= Mhachkay =

Mhachkay ("Turkish: Meçkey", "Tatar Language: Мәцкәй (Мәчкәй) and Mäçkäy or Мәчекәй sometimes Мәсек", "Azerbaijani Language: Məçkəy, "Russian: Mасек) is a creature in Turkic (especially Tatar) mythology which is somewhat similar to a vampire.

==Description==
A person born with two hearts and two souls was believed to be a Mhachkay. When one was recognized it was chased away from human habitations. Mhachkays were usually people who died at a young age, but only one soul passed on, and the other soul caused the deceased Mhachkay to come alive and prey upon other living beings. These undead creatures fly at night in the form of an owl and attack night-time travelers and people who wander off into the woods, sucking out their blood and eating out their insides. A Mhachkay could also be satisfied with animal blood, for a short period of time. When a person recognized as a Mhachkay dies, decapitating the corpse and burying the head separate from the rest of the body is said to prevent a Mhachkay from rising back from the dead; burying the body face down with a sickle around its head is said to work as well. Anyone found wandering the forests with fresh soil and blood covering their hands, and possibly torn fingernails were believed to be a Mhachkay as well.

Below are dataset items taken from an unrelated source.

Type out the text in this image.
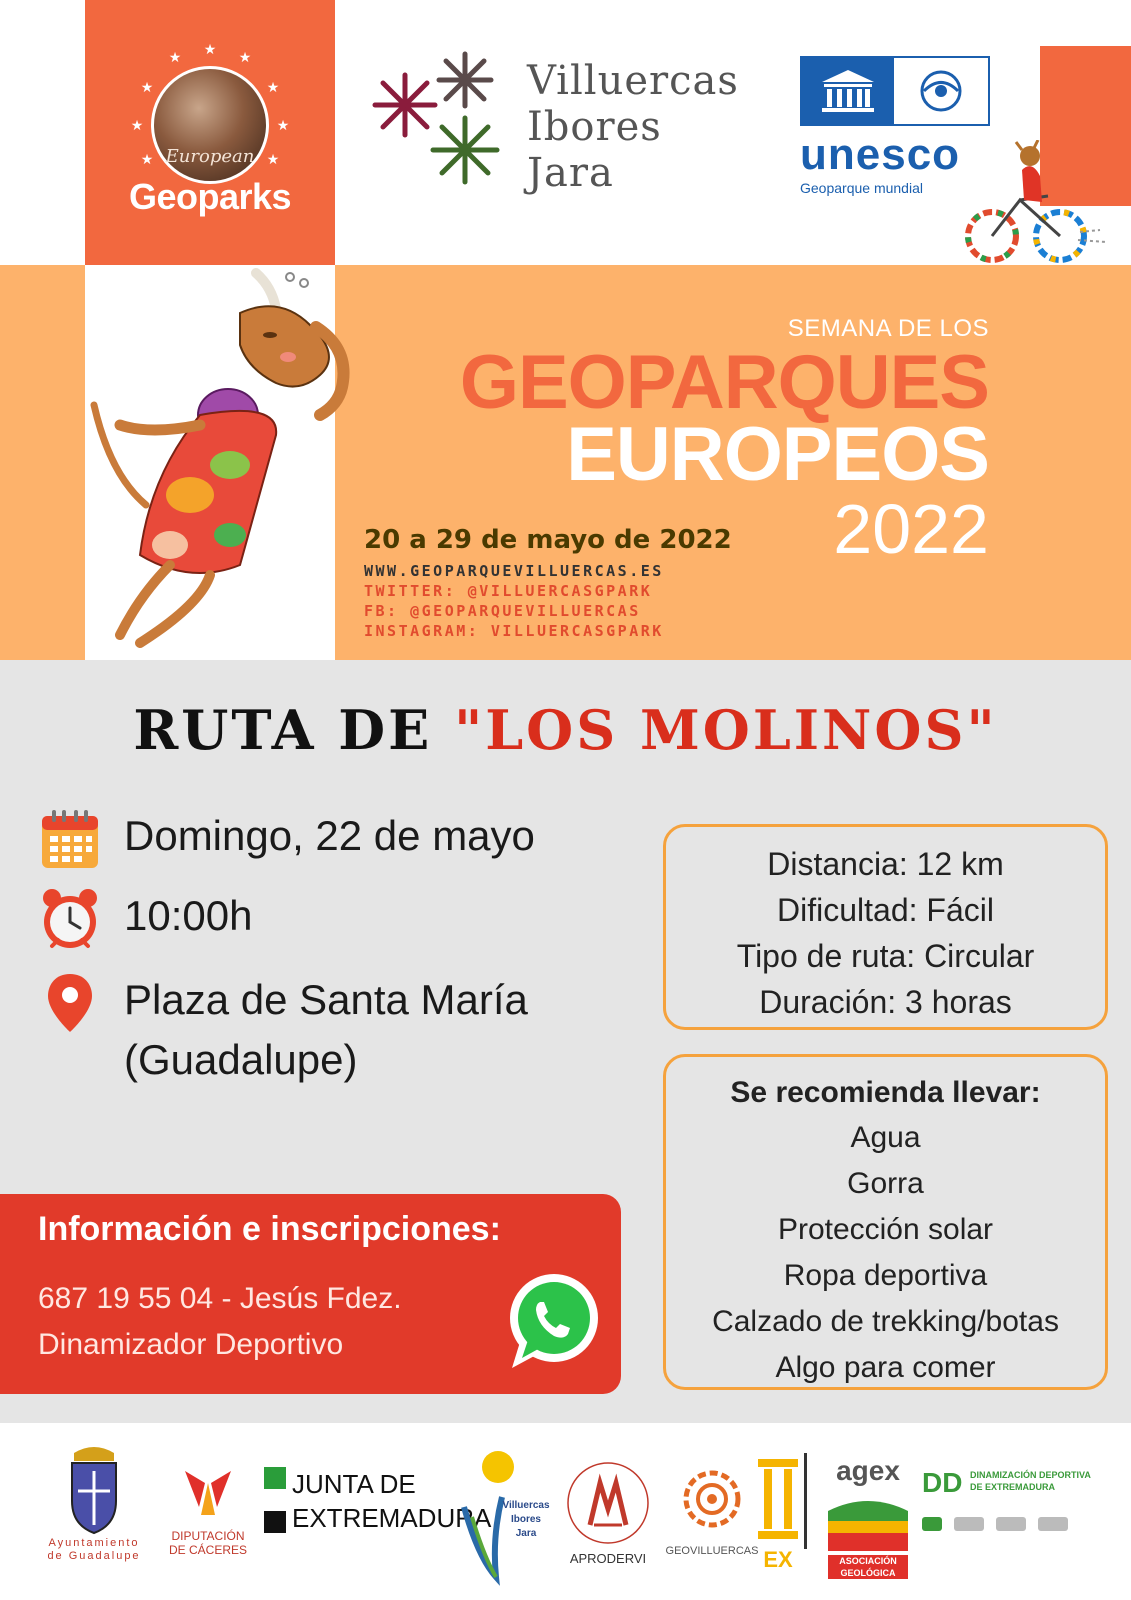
★
★	★
★	★
★	★
★	★
European
Geoparks
Villuercas
Ibores
Jara	unesco
Geoparque mundial
SEMANA DE LOS
GEOPARQUES
EUROPEOS
2022
20 a 29 de mayo de 2022
WWW.GEOPARQUEVILLUERCAS.ES
TWITTER: @VILLUERCASGPARK
FB: @GEOPARQUEVILLUERCAS
INSTAGRAM: VILLUERCASGPARK
RUTA DE "LOS MOLINOS"
Domingo, 22 de mayo
10:00h
Plaza de Santa María
(Guadalupe)
Distancia: 12 km
Dificultad: Fácil
Tipo de ruta: Circular
Duración: 3 horas
Se recomienda llevar:
Agua
Gorra
Protección solar
Ropa deportiva
Calzado de trekking/botas
Algo para comer
Información e inscripciones:
687 19 55 04 - Jesús Fdez.
Dinamizador Deportivo
Ayuntamiento
de Guadalupe
DIPUTACIÓN
DE CÁCERES
JUNTA DE
EXTREMADURA	Villuercas
Ibores
Jara
APRODERVI	GEOVILLUERCAS EX
agex
ASOCIACIÓN GEOLÓGICA
DD DINAMIZACIÓN DEPORTIVA
DE EXTREMADURA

==A Mhachkay event in the Ottoman Empire==
Ahmed Şükrü Efendi, kadı (judge) of Veliko Tarnovo, reported an event to the capital city. With a letter he published the happenings in the journal Takvim-i Vakayi (date: 19 Rebiulahir 1249 /1833):

“There have been manifestations of vampires in Tirnovo. (...) A huge crowd went to the graveyard. As he turned the painted piece of wood on his finger, the painting stood in front of the graves of two brigands, Tetikoğlu Ali and Apti Alemdar, formerly members of the Janissary corps, and bloody tyrants. The graves were dug up. The cadavers were found to have grown by a half, their hair and nails had grown longer by three or four inches. Their eyes were inundated by blood, and looked terrifying. All of the crowd assembled at the graveyard saw it. When alive, these men had committed all kinds of mischief, including rape, theft and murder; when their corps was abolished, they had not been delivered to the executioner, interestingly, as evidenced by their age they had died a natural death. Unsatisfied by their mischievous life, they now harassed people as evil spirits. According to the description of Nikola the exorcist, in order to expel such evil spirits, one has to drive a wooden stake into the belly of their cadavers and pour boiling water onto their hearts. Ali Alemdar’s and Apti Alemdar’s corpses were removed from their graves. Wooden stakes were driven into their bellies and their hearts were boiled with a cauldron of water, but with no result. The exorcist said: we must burn these corpses.”